Every August is National Sun Safety Month. This might not be the most fun national holiday, but it’s an important one. Every year millions of Americans die from cancer and complications to cancer that could have been avoided with proper sun safety precaution measures. Most skin cancers are directly attributable to exposure to ultraviolet (UV) rays. Thankfully there are ways to still enjoy the summer sun and keep your skin safe at the same time. And there are more factors to consider than just whether you’re applying sunscreen or not.
Go Out During Non-Peak Hours
The intensity of the sunlight (and therefore the UV rays) during the day increases up until noon and then decreases from there. This means that going out up until the late morning and starting from the late afternoon would be a better idea than going out during the middle of the day. The EPA suggests reducing time in the sun between 10 AM and 4 PM.
This suggestion is increasingly important the closer you live to the equator. Those residing in equatorial regions face stronger UV rays (which means more damage) compared to those living in northern or southern latitudes. Even the difference in the U.S. between living in southern Florida and a northern state like Maine is massive in terms of UV exposure.
Maintain Your Hydration Levels
It’s easy to get dehydrated when it’s hot and sunny outside. This is because you need to replenish the water lost through sweat. On a hot day at the beach you’re likely to be sweating a lot, especially if you’re playing sports or games with friends. It’s important to drink at least two glasses of water per hour if you’re sweating.
Many people get dehydrated at the beach because they only bring one disposable water bottle with them. To ensure your safety, it’s recommended to bring a cooler with multiple water bottles. The cool temperatures will make the water more enjoyable and make it more likely you’ll remember to stay hydrated. Stick to water and avoid sugary carbonated drinks. They might sound refreshing on a hot day but they’re liable to leave you more dehydrated than if you just drank water.
Get Your Skin Checked Once a Year
Being safe during the summer is about more than proactive measures like using sunscreen or staying hydrated. It’s about preventative measures as well. Scheduling an annual trip to the dermatologist is one of the most important things you can do in terms of sun safety. Many people think that if they don’t notice any abnormal lesions on their skin, then it’s a waste of money to go to the dermatologist.
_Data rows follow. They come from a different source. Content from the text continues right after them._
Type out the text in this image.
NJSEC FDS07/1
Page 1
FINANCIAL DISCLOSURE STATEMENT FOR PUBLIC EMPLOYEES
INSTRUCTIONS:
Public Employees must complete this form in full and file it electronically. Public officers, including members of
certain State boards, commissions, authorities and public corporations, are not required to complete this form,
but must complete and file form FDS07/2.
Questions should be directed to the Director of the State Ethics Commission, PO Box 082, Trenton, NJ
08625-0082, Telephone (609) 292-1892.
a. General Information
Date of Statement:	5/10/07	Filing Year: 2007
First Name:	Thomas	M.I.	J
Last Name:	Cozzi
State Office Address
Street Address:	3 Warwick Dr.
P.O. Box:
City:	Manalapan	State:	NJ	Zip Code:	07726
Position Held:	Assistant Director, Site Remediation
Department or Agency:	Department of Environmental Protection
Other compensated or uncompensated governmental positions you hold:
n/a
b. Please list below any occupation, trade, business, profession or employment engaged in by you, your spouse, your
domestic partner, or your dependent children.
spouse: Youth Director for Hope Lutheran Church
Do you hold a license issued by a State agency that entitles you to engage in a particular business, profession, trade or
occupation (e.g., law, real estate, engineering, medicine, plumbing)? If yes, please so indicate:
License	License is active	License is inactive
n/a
But this is far from the truth -- by the time visibly identifiable cancerous lesions appear the likelihood of survival is far lower than if the skin cancer was caught earlier. And the fact that skin cancer is one of the most misdiagnosed forms of cancer just adds to the problem.
It is important to do self-checks because if you see something unusual you can get to the
dermatologist immediately instead of waiting for your annual visit. But there are visual clues that a trained professional will notice that the average person won’t, which is why it’s so important to stick with the annual appointment even if you don’t think you have any signs or symptoms of skin cancer.
Buy UPF Clothing
Sun-protective clothing is a new type of technology that shields skin cells from the damaging rays of the sun. UPF stands for Ultraviolet Protection Factor, and can be beneficial for those with extremely fair skin who burn easily. The UPF ratings system is similar to that of SPF, where a higher number correlates to greater protection. UPF ratings of 40 and above mean less than 2.5% effective UV transmission.
If you can’t afford UPF clothing, which tends to be more expensive than average clothing, it’s still of benefit to your skin to cover up when in the sun. The effective UV transmission rate will be higher for a regular T-shirt than a specialty UPF one, but you’ll still absorb fewer rays than if you were shirtless.
Use Oxybenzone-Free Sunscreen
Using sunscreen on a day full of sun exposure is a good idea, but the main ingredient in most formulations can be harmful to human health, especially to men’s health. Oxybenzone is a sunscreen ingredient that has been tied not only to increased incidence of allergic reactions but significantly lower testosterone in adolescent boys. Endocrine-disrupting chemicals can have a host of negative long-term health effects. Since this chemical compound has proven to have endocrine-disrupting effects, it’s best to avoid it.
There are many oxybenzone-free sunscreens that can keep your hormones and your skin safe. Look for the main ingredient to be zinc oxide, which is a powdered mineral that deflects the sun’s rays. It has a much more thorough safety profile than oxybenzone.
These five tips can help you achieve far better sun safety results this August than your peers. And remember, spending money isn’t necessary. Just maintaining proper hydration and avoiding the sun during peak hours will go a long way towards protecting yourself from future skin cancer. This August, let’s enjoy the sun while staying safe.